The bear looked toward the balloon-holding animatronic, who stood in his usual corner still holding dozens of balloons as he hummed along to the music that was playing at the prize counter, and instinct brought Bonnie to the counter with his guitar once more.

"Balloon Boy has quite the imagination," Freddy concluded, "You've been misinformed."

"I wasn't misinformed about anythin'!" Toy Bonnie snapped, "Maybe if ya went into that storage room and saw it yerself, you'd believe me!"

"But we don't need to go into the storage room. It's not the night guard's office, and it's not where the people are at. We don't need to go in there."

"Yeah, yeah, yeah, fine then. Don't believe me. Chica'll listen to me, right Chica?"

The chicken didn't respond.

"Chica?"

The blue bunny looked around for his yellow, fowl friend. He found her staring in the direction of the storage romm Bonnie was talking about. The door to it was wide open, and in the doorway stood the image of the Withered Chica he had seen earlier. She was now standing upright all on her own, staring her newer counterpart down. Her jaw was effectivly broken as it hung open; clicking, flinching, and dropping as the withered animatronic kept trying to close it.

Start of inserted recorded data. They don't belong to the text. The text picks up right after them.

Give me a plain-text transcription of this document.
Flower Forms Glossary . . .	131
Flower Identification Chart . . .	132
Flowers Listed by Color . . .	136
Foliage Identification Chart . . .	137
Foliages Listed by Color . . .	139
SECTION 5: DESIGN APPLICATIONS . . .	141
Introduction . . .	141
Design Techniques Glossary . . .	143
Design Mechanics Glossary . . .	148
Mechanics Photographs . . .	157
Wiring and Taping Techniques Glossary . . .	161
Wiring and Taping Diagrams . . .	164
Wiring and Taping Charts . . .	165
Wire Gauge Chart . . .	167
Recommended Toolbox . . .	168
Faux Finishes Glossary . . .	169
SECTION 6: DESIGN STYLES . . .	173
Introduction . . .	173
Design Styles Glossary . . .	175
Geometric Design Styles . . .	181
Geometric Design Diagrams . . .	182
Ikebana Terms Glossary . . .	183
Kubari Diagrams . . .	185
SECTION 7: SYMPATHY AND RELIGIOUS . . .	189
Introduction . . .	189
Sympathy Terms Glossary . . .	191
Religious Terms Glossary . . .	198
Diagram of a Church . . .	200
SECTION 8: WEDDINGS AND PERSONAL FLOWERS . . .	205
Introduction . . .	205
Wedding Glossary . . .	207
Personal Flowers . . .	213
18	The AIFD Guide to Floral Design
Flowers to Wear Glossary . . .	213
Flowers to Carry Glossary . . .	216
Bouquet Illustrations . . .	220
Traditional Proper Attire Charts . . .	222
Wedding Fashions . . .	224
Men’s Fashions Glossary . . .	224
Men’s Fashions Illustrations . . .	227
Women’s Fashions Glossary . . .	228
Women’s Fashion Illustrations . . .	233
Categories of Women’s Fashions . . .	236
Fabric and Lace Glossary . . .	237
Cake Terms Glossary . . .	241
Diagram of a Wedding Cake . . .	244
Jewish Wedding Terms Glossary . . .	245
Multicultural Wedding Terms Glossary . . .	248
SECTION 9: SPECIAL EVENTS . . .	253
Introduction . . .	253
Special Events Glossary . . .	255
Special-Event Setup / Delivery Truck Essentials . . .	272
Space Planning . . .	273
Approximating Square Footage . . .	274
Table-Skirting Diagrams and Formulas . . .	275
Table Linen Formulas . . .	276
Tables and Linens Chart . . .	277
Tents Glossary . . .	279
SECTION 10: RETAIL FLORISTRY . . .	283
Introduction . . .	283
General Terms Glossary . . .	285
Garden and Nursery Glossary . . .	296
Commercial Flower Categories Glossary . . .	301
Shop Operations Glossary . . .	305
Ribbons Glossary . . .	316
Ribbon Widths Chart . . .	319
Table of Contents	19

"Freddy . . ." Toy Chica said in a fearful voice, "I don't think Bonnie was just imagining the withered animatronics."

"What would he know?" Toy Bonnie asked, "He was in the guard's office finishing off the new night guard."

Freddy gave Bonnie a confused look.

"Bonnie . . . I was never in the guard's office. I've been here on stage all night."

The blue bunny was shocked, "But that's impossible. I saw you!"

"Bonnie . . . It wasn't me."

"Then who could have . . . ?" a hateful glare settled on the blue bunny's face as the realization hit him, "Son of a bitch!"

Just then, a loud scream echoed in the distance. It came from the direction of the guard's office. Toy Bonnie ran over to the storage room and did a head count.

Chica . . .

Foxy . . .

Freddy . . .

. . . No Withered Bonnie.

Suddenly, the Mangle slithered out of an air vent and approached them.

"Yo-ho**, Maties! Danger's afoot!"

"What is it, Foxy?" Freddy asked.

"Ar*-Ar*-Ar-Argh! I sa-saw* . . . I saw a withered-lookin' land lubber plunder that scalliwag night guard's loot and hide it away in an empty suit!"

"A withered looking land lubber?"

"**Aye!"

"What did he look like?" Toy Bonnie inquired.

"Argh!* It was a pur-pur-purple bunny! I though it might have been you, for a moment there."

Toy Bonnie and Freddy exchanged a glance.

"Okay," the bear finally told him, "I believe you now."